Trust the copywriter
Working with a copywriter is a two-way street. It’s a creative process, so there should be give and take. Trust in their abilities and experience and provide as much detailed feedback as you can in the early stages of the project.
One tip on feedback: give one round of feedback with one voice at each draft, rather than letting each stakeholder in your organisation give feedback individually – this is a nightmare for any creative to deal with and never leads to good results!
It’s also important to be specific in your feedback – phrases like “please rewrite this bit differently” or “we like this, but can you change it slightly” will only lead to disappointment and frustration on both sides.

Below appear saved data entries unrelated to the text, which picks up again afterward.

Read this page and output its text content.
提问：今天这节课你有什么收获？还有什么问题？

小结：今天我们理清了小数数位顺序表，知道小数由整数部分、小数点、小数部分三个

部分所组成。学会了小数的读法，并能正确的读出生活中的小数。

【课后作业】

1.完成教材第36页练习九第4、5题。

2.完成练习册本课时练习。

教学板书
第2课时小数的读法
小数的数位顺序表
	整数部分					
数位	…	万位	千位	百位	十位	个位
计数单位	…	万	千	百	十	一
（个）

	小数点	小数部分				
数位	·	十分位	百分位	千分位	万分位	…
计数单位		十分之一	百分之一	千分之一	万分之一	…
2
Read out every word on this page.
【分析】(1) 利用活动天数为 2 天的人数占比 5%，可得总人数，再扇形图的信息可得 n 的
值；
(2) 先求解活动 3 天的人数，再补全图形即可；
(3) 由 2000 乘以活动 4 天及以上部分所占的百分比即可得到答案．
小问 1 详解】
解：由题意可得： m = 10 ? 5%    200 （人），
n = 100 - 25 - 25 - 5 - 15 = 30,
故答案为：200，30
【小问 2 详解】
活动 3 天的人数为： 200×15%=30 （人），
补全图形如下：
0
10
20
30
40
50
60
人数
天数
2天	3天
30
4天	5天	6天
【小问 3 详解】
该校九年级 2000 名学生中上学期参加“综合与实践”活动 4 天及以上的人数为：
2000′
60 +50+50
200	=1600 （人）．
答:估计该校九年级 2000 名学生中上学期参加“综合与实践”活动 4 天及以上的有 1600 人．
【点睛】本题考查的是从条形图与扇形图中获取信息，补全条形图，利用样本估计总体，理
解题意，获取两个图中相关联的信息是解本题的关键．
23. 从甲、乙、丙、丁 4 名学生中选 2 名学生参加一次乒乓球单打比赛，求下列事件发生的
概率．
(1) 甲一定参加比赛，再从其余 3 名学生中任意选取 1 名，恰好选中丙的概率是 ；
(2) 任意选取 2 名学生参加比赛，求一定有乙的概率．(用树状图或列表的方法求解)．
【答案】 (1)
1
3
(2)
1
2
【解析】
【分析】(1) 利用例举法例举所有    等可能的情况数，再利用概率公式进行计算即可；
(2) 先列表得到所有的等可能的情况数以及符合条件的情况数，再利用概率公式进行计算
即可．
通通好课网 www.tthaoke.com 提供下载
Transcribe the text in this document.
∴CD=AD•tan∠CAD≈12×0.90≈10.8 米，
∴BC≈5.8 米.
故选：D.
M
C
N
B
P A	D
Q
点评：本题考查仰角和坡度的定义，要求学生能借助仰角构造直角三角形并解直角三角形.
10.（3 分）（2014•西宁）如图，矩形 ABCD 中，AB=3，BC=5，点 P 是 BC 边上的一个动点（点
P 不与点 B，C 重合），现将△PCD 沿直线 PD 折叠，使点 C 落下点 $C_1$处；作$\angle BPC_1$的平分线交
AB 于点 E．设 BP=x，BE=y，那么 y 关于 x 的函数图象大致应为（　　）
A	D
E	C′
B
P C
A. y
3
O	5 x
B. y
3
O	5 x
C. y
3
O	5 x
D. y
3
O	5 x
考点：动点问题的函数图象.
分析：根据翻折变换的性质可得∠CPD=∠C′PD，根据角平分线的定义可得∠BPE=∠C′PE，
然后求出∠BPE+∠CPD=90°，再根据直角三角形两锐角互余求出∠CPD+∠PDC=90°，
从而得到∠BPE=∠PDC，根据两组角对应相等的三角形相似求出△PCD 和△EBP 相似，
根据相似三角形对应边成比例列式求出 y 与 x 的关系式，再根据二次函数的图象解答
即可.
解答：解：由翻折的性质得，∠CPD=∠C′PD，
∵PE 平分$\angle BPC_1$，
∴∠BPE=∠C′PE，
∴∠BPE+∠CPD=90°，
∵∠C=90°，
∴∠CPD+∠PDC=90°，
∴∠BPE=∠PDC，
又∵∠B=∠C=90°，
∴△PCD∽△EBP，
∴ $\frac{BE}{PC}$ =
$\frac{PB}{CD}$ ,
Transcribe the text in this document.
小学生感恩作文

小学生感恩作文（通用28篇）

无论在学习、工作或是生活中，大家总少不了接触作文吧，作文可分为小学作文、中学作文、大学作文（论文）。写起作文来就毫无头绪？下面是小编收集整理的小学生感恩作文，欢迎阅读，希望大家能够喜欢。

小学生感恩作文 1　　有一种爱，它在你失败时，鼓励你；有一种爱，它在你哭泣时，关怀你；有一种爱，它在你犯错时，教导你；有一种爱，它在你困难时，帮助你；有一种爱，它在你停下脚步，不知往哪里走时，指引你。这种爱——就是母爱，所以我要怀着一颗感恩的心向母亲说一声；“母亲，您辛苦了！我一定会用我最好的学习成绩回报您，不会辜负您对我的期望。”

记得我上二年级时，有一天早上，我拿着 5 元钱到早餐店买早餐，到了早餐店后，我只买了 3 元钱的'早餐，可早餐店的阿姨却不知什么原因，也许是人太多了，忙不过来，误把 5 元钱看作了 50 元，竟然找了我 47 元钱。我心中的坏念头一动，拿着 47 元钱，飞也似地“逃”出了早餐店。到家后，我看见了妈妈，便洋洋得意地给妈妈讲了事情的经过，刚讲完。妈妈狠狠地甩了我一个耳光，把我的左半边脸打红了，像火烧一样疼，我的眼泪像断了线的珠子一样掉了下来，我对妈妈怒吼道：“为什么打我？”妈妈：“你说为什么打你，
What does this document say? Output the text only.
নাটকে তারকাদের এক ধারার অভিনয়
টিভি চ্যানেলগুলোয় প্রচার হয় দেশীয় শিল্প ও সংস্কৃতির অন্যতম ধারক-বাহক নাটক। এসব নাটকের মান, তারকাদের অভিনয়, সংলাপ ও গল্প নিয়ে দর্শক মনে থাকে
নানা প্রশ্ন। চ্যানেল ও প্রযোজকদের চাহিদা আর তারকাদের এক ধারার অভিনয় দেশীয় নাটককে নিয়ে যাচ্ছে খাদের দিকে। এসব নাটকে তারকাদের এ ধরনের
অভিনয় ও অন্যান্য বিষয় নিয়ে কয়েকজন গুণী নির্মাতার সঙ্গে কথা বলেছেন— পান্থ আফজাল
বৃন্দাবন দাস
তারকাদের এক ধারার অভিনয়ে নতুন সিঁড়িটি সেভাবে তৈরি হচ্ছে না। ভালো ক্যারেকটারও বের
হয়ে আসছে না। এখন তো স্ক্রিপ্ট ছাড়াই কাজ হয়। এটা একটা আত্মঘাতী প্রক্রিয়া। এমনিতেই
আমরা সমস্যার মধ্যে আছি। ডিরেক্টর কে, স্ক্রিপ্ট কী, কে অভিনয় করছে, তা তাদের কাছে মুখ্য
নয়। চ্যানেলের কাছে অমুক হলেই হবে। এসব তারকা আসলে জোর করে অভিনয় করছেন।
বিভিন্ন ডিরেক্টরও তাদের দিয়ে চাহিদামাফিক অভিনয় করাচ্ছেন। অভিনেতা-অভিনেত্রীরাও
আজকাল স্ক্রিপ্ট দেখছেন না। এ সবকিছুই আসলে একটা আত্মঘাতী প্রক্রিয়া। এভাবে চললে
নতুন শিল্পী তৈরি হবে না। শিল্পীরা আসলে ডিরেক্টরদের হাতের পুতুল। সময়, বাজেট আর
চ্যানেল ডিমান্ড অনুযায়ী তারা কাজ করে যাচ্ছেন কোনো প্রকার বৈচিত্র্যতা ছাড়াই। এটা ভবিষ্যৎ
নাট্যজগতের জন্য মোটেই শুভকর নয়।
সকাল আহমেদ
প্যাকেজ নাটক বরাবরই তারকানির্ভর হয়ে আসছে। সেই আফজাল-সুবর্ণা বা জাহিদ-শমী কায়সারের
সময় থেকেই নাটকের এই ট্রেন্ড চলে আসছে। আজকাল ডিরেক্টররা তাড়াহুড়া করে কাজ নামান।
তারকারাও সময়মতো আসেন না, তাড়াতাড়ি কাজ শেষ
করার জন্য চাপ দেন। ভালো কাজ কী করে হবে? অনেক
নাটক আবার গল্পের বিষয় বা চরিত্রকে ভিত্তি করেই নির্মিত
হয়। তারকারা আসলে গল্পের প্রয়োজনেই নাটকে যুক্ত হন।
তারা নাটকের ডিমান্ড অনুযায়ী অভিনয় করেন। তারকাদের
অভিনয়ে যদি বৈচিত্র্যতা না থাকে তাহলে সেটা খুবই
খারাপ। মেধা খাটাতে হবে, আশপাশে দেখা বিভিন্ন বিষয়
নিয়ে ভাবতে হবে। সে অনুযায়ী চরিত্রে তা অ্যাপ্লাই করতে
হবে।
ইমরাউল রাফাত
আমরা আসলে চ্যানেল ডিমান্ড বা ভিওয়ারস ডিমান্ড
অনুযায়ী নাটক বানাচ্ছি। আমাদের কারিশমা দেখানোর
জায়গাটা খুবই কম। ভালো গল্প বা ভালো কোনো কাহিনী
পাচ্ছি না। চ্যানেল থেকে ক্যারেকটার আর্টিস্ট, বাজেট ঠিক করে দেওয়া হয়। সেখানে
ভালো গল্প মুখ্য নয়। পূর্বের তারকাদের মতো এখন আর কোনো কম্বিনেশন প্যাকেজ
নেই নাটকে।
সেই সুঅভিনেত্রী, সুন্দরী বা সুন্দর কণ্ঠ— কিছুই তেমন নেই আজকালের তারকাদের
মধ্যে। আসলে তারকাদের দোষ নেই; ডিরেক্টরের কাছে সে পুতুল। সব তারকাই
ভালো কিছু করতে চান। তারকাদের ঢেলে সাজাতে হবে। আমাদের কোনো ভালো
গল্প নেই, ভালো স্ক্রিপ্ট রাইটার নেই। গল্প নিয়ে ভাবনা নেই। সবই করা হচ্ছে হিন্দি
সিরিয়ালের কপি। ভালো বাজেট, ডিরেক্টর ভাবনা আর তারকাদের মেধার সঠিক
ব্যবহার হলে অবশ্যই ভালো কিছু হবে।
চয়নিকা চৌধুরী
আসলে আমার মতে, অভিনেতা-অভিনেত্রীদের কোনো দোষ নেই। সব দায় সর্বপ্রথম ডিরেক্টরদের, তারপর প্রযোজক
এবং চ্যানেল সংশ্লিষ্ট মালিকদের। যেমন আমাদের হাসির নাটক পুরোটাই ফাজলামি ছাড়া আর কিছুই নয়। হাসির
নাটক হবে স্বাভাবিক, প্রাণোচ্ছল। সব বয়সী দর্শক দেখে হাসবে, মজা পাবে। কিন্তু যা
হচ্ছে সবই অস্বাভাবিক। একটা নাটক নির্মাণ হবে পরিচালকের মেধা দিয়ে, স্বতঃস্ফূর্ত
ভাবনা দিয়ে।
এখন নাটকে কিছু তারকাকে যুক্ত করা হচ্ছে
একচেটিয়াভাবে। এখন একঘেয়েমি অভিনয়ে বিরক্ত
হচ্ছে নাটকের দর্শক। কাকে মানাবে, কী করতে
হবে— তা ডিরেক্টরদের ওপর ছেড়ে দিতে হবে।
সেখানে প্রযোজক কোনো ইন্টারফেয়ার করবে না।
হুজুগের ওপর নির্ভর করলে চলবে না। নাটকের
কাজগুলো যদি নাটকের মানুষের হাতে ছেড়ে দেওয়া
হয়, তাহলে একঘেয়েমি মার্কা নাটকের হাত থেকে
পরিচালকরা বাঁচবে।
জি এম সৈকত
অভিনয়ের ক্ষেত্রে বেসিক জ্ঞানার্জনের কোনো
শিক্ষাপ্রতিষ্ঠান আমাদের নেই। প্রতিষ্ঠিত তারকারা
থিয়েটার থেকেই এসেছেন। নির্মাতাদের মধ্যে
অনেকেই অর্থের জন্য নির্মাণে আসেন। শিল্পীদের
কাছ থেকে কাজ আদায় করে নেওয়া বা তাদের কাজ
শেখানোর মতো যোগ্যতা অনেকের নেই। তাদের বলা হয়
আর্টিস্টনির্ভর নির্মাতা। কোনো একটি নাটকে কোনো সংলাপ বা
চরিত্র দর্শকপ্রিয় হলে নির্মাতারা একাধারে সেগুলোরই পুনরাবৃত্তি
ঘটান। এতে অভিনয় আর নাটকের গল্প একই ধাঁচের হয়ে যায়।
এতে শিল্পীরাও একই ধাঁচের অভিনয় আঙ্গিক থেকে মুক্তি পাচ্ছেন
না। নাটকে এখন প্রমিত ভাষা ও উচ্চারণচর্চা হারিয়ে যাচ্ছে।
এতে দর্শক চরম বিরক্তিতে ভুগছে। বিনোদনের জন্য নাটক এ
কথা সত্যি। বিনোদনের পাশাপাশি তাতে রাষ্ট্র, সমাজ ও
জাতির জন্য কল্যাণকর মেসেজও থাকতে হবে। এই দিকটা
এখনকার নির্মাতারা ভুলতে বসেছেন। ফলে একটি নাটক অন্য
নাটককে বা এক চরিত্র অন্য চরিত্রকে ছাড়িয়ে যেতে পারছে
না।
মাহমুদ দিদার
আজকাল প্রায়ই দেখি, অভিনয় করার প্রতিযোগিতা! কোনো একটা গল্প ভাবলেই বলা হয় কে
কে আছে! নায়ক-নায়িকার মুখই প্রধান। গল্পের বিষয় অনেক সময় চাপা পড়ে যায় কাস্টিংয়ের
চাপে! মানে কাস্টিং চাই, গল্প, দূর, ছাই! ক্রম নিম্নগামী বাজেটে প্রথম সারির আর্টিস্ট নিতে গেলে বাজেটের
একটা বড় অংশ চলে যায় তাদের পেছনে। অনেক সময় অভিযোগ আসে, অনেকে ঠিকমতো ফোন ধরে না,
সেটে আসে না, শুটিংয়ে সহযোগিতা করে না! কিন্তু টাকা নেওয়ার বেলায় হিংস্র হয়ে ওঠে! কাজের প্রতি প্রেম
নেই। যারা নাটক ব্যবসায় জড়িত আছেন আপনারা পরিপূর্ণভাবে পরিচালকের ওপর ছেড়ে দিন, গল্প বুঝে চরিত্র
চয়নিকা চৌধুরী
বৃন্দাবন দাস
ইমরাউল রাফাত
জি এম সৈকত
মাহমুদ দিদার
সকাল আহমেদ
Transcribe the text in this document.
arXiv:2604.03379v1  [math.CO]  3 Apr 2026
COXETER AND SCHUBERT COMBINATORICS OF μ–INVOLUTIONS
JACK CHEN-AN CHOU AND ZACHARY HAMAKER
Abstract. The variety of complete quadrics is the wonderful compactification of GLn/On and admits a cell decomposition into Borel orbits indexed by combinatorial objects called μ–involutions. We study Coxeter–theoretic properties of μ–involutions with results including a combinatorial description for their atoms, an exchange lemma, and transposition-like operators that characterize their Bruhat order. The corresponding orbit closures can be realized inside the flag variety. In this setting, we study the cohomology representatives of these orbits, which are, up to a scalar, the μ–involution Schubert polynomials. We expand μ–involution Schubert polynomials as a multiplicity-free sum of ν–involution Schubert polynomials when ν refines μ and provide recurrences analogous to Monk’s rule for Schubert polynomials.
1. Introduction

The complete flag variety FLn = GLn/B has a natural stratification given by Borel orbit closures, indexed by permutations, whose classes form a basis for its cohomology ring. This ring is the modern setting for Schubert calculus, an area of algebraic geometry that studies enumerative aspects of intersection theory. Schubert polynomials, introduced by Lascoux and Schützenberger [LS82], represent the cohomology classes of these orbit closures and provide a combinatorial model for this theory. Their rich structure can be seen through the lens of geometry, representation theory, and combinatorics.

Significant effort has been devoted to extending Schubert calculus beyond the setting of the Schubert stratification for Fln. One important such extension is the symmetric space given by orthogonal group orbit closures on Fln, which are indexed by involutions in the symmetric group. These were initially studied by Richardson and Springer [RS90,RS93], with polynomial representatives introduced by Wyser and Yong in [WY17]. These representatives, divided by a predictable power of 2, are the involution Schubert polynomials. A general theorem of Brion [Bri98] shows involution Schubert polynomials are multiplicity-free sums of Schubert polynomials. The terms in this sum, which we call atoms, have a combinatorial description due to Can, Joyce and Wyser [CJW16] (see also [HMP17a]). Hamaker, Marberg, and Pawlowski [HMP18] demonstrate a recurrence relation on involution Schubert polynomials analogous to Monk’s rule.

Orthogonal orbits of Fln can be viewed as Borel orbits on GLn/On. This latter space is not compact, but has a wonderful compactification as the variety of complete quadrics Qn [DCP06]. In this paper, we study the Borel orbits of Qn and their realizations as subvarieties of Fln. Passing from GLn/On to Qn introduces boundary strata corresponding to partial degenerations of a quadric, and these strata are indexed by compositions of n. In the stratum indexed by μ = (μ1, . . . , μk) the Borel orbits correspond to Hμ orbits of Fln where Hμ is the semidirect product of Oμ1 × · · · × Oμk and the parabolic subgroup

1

What Does a Good Brief Look Like?
It’s up to you how much leeway a copywriter has while working on a project; your expectations must be outlined in a clear brief. Without a good brief, you can expect a vague copy that misses the mark. Your project brief should include the following:
- An overview of your business and its objectives: what do you do, and how do you do it? Describe your process and product offering in simple, easy-to-understand terms.
- Unique selling proposition: what sets you apart from your competitors? It might be a material used in your product or a benefit of your service that has never been seen before. Whatever it is, make it known to your copywriter.
- Brand values: your brand’s values underpin everything you do, including your copy. Therefore, anyone joining the team should be made aware of what you stand for.
- Your competitors: we know what sets you apart from your competitors, but who are they? Include links to their websites or social media to be extra helpful.
- Your tone of voice: tone of voice guidelines are essential. Making your copywriter aware of yours will help them get the copy spot on from the start. If you don’t have tone of voice guidelines, your copywriter may be able to help you create them. At the very least, give them some examples of companies or publications you like the sound of so they have something to work with.
- Your audience: who are they, what is their pain point, and why are they likely to choose your company? If you have a customer persona to hand, this is a good time to share it.
- The project specifics: you need to include what you want, how many words you need and when you want it. Avoid something pretty blasé like ‘write me a blog’ and instead opt for something like: ‘Write a 1000-word blog on XYZ, targeting the keywords X, Y and Z.’
Once the first draft has been returned, feel free to request any revisions. How many revisions are included in their fee should be discussed in the initial workflow conversations. Typically, you would expect one round of revisions and minor proofreading tweaks after the second draft.
Why Should I Invest in Copywriting?
Investing in great copywriting can mean better search results, more traffic, improved conversions and long-lasting customer engagement. It is a vital component in virtually any marketing activity. On average, readers spend 37 seconds on an article – and even less time on a website’s homepage – before deciding whether they like what they see. Every word counts.